El recuerdo me obsesionó hasta tal punto, que me convertí en un tirano en mi propia casa. Exigía a mi mujer y a mi hija dormir en el centro de sus camas, siguiendo mi ejemplo. Las abroncaba cada vez intentaban echarse la siesta en los sillones, donde sus cuerpos sobresalían cuando se recostaban. Empecé a tomar pastillas para evitar el sueño, tal era mi miedo a quedarme dormido en cualquier sitio. Y créanme, si mi conducta ya era de por sí paranoica, las pastillas no ayudaron. Dos cosas hicieron que mi mujer firmara una autorización para que me internaran en esta institución mental: mi hija había comenzado a orinarse en la cama de nuevo y la mitad de mi pie izquierdo (el único que me quedaba) desapareció una tarde en la que no fui lo suficientemente cuidadoso. La verdad es que no la culpo a la pobrecilla. Supongo que es mejor que crea que su marido padece un extraño trastorno que le lleva a la auto-mutilación. Una consecuencia del estrés al que me he visto sometido durante tanto tiempo para llegar tan alto en el trabajo. Los ejecutivos es lo que tenemos, que estamos como cabras.

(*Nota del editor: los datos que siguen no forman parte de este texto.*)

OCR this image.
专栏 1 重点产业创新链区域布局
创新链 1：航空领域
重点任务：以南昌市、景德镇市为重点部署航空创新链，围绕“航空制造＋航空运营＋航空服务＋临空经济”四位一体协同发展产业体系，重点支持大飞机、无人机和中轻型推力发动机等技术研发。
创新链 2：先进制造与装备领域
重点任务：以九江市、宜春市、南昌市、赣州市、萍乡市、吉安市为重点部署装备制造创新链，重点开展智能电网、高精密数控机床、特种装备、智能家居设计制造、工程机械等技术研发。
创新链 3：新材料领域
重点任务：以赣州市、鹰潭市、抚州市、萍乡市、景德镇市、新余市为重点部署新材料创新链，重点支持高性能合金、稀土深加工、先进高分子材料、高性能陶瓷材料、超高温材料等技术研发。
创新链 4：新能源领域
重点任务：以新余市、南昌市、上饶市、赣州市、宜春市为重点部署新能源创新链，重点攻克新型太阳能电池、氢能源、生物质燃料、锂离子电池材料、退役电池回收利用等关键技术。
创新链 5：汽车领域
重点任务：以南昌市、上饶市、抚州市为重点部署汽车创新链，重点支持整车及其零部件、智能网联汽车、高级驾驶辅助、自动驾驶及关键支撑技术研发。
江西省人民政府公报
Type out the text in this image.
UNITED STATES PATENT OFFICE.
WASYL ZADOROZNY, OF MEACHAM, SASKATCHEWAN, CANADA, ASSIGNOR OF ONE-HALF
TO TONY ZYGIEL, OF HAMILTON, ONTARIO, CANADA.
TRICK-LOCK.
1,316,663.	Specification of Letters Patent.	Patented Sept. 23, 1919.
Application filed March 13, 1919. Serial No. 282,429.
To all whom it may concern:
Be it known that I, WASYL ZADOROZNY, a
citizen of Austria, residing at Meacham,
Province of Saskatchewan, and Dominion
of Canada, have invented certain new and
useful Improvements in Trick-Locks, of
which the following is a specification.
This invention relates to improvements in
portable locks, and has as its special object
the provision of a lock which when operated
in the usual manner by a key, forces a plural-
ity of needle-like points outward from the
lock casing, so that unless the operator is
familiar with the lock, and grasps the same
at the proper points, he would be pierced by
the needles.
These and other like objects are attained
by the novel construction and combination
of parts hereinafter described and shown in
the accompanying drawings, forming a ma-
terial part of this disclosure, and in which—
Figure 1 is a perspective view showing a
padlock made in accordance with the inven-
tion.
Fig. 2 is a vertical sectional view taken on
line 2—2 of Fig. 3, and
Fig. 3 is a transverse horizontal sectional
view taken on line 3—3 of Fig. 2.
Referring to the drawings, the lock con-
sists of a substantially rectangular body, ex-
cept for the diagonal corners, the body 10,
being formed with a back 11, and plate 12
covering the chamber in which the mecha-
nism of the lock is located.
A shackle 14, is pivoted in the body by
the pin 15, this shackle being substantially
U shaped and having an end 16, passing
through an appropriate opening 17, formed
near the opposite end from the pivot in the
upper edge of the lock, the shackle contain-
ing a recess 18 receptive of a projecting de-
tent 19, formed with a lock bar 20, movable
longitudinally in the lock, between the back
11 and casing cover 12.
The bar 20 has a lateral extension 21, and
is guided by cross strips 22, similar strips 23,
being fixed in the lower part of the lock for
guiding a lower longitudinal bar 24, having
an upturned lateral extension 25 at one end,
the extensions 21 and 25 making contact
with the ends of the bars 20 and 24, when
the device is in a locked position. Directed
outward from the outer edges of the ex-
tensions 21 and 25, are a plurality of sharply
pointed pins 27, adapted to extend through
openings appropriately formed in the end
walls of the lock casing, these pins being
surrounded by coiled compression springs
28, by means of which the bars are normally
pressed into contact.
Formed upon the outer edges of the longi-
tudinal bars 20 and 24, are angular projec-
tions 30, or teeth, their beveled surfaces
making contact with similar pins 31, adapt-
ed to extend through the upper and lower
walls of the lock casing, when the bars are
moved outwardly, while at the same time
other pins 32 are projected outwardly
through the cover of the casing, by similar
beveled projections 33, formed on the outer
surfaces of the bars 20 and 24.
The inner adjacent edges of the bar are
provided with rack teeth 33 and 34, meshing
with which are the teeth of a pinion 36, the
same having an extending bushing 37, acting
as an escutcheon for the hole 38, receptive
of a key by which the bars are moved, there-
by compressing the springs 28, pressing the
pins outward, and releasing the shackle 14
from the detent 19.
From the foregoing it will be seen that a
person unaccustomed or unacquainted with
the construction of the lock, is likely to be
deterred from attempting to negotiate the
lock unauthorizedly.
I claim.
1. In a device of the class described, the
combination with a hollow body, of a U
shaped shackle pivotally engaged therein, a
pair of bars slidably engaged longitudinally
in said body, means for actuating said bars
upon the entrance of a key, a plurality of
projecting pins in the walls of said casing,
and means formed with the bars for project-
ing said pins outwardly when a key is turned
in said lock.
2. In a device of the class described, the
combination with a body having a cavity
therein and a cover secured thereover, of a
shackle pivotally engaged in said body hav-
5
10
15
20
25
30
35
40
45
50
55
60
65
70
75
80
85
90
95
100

En cualquier caso, acá están encantados de tenerme. Soy un caso realmente extraño y los doctores se frotan las manos. Todos quieren desentrañar los misterios de mi mente y me ven como el trabajo que les dará su momento de fama. Y yo lo único que les he pedido es dormir en una cama lo más grande posible. Pero parece que solo están dispuestos a recibir sin dar nada a cambio.
Uno de los doctores quiere mostrarme en una conferencia en la otra punta del país. Estoy viajando en una especie de jet privado, con el cuerpo atado con multitud de correas (ni que fuera Hannibal Lecter). Al menos me han dejado la mano libre, un boli y una libreta en la mesita desmontable. Siento que el escribir se me hace cada vez más pesado: ya no por tener que emplear la mano izquierda, sino porque el sueño que llevo evitando durante las cincuenta y tres horas que han pasado desde que empezaron todos los preparativos del traslado, vuelve a mi con toda su fuerza. Para colmo, los cabrones me han hecho un lavado de estómago en toda regla y todas mis oportunidades de sobrevivir al viaje se han ido junto con la bilis y los jugos gástricos por el retrete. Porque me estoy durmiendo, y la mitad de mi cabeza sobresale por encima del asiento.